On Tuesday, March 23, 2010, the Members of the Board of the Suffolk County Water Authority (SCWA) passed its Operating and Capital budgets for the 2011 fiscal year. The conservative spending plan that incorporates a number of cost savings initiatives balanced by investment in important infrastructure improvements was approved unanimously. The budget takes effect on June 1, 2010.
“Our top priority is to guarantee that we provide customers with safe, secure and pure water,” said Suffolk County Water Authority Chairman Michael LoGrande. “In order to ensure the water system continues to function efficiently, this budget focuses increased funding on improving that system.”
“While creating this budget, we set clear priorities and allotted funds for projects consistent with ongoing initiatives,” said Special Projects Coordinator Jeffrey Szabo. “By being conservative and focusing on priority projects, we were able to reduce the current $73 million Capital Budget by almost $700,000. With this budget, we are confident that the Authority will continue our superior service and provide customers with the safest water in the most cost-effective manner.”
The Water Authority re-appropriated funding in this fiscal year for water main replacement throughout the system. The budget calls for spending $17 million for replacement of water main and another $2 million for distribution system improvements.
This includes a project to replace a large portion of the water main along East Main Street in Huntington Village. This upgrade is part of a plan at the Water Authority that focuses on replacing water mains as they approach 70 to 80 years of age. While water mains have a lifespan of approximately 100 years, the SCWA puts a lot of effort in staying ahead of the curve. The 2011 budget makes significant investment in that program.
One area where a significant savings in the Operating Budget is being realized is from the Energy Optimization Program. The Water Authority saved $1 million in the four-month period from June-September 2009 and looks to repeat that again this summer. By reducing energy pumping during LIPA’s “Peak” period and relying on water stored in elevated tanks, the SCWA has been able to achieve considerable savings.

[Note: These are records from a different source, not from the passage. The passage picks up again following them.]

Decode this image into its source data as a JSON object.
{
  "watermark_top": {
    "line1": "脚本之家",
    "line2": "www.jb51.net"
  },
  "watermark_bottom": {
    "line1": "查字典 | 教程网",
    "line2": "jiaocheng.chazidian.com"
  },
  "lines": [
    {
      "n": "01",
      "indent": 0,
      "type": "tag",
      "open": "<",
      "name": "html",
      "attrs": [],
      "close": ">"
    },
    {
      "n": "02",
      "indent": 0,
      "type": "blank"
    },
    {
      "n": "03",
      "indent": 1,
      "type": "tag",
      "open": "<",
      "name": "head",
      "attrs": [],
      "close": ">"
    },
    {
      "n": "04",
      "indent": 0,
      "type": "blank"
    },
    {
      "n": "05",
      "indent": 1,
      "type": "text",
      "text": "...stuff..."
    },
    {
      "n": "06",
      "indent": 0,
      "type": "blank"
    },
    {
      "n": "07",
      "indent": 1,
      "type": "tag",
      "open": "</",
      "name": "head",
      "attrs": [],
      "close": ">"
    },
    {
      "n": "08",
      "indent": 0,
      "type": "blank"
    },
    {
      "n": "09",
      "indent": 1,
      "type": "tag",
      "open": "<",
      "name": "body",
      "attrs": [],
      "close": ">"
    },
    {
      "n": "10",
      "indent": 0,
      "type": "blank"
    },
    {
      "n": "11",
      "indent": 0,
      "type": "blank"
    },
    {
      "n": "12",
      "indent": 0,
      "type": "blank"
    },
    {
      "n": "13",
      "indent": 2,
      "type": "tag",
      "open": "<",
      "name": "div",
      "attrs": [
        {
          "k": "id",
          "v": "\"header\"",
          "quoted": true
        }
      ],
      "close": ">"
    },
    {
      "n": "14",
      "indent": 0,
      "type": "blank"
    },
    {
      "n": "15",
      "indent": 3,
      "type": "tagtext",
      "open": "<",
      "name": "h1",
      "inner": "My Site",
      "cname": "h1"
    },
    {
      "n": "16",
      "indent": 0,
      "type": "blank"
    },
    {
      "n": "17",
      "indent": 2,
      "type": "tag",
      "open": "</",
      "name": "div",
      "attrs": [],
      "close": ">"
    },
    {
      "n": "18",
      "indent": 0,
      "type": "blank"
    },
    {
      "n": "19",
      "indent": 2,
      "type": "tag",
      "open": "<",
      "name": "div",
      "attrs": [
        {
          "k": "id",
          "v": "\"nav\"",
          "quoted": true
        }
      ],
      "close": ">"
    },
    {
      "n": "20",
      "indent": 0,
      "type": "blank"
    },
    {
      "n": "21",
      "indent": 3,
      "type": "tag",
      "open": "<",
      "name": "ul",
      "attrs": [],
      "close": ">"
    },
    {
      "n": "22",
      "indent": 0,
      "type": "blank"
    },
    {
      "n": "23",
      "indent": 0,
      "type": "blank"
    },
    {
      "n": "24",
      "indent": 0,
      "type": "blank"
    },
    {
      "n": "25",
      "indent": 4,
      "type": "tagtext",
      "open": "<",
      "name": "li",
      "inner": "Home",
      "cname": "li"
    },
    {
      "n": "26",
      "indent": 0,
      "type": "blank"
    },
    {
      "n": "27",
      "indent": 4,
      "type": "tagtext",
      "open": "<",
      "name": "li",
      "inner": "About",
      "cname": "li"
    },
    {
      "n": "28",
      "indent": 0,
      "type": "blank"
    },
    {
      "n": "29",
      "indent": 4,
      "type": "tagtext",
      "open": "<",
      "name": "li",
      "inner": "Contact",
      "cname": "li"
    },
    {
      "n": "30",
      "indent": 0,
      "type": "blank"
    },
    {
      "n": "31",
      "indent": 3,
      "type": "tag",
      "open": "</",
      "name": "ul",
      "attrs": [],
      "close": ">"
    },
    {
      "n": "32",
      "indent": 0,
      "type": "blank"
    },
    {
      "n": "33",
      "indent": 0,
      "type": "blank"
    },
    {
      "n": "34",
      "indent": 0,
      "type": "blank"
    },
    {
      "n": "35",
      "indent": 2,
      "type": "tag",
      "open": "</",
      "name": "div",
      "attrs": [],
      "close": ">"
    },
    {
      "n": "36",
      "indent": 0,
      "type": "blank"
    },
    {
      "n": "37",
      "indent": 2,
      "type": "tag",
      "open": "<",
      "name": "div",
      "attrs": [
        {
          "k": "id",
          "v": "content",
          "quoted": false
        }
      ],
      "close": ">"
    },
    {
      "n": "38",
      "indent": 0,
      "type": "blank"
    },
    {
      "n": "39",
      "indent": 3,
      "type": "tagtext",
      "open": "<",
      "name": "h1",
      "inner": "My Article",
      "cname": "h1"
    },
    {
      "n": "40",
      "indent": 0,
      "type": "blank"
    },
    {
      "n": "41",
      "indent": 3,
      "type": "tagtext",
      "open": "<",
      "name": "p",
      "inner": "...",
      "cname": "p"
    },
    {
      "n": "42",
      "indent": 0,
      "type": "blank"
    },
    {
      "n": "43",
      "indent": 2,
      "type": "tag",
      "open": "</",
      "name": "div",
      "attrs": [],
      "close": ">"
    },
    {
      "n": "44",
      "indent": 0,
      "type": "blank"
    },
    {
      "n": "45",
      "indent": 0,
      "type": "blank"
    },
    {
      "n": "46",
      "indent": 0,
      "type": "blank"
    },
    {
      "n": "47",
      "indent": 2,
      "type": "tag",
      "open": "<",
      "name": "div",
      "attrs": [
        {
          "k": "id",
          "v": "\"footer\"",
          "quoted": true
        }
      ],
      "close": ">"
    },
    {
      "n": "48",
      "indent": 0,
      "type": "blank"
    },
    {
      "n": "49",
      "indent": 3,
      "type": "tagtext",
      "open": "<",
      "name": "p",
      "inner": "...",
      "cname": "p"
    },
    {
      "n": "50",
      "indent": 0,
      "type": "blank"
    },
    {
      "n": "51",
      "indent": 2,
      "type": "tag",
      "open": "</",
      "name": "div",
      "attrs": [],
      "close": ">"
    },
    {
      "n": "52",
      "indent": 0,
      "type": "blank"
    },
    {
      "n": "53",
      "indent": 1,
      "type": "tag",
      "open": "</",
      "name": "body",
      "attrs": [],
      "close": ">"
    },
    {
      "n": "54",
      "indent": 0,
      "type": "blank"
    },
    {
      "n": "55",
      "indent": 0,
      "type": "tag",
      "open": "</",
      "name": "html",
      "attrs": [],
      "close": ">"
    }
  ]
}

With a history of strong fiscal responsibility, the Suffolk County Water Authority continues to enjoy the highest category bond rating in New York State of AA+ from both Fitch, and Standard and Poor’s.
“Higher bond ratings mean lower borrowing costs. This enables us to keep our costs down while continuing to upgrade and invest in the system,” said Suffolk County Board Secretary Patrick Halpin. “The Water Authority continues to remain cognizant of the fact that fiscal responsibility is an important part of our mission to provide pure, safe drinking water at affordable rates.”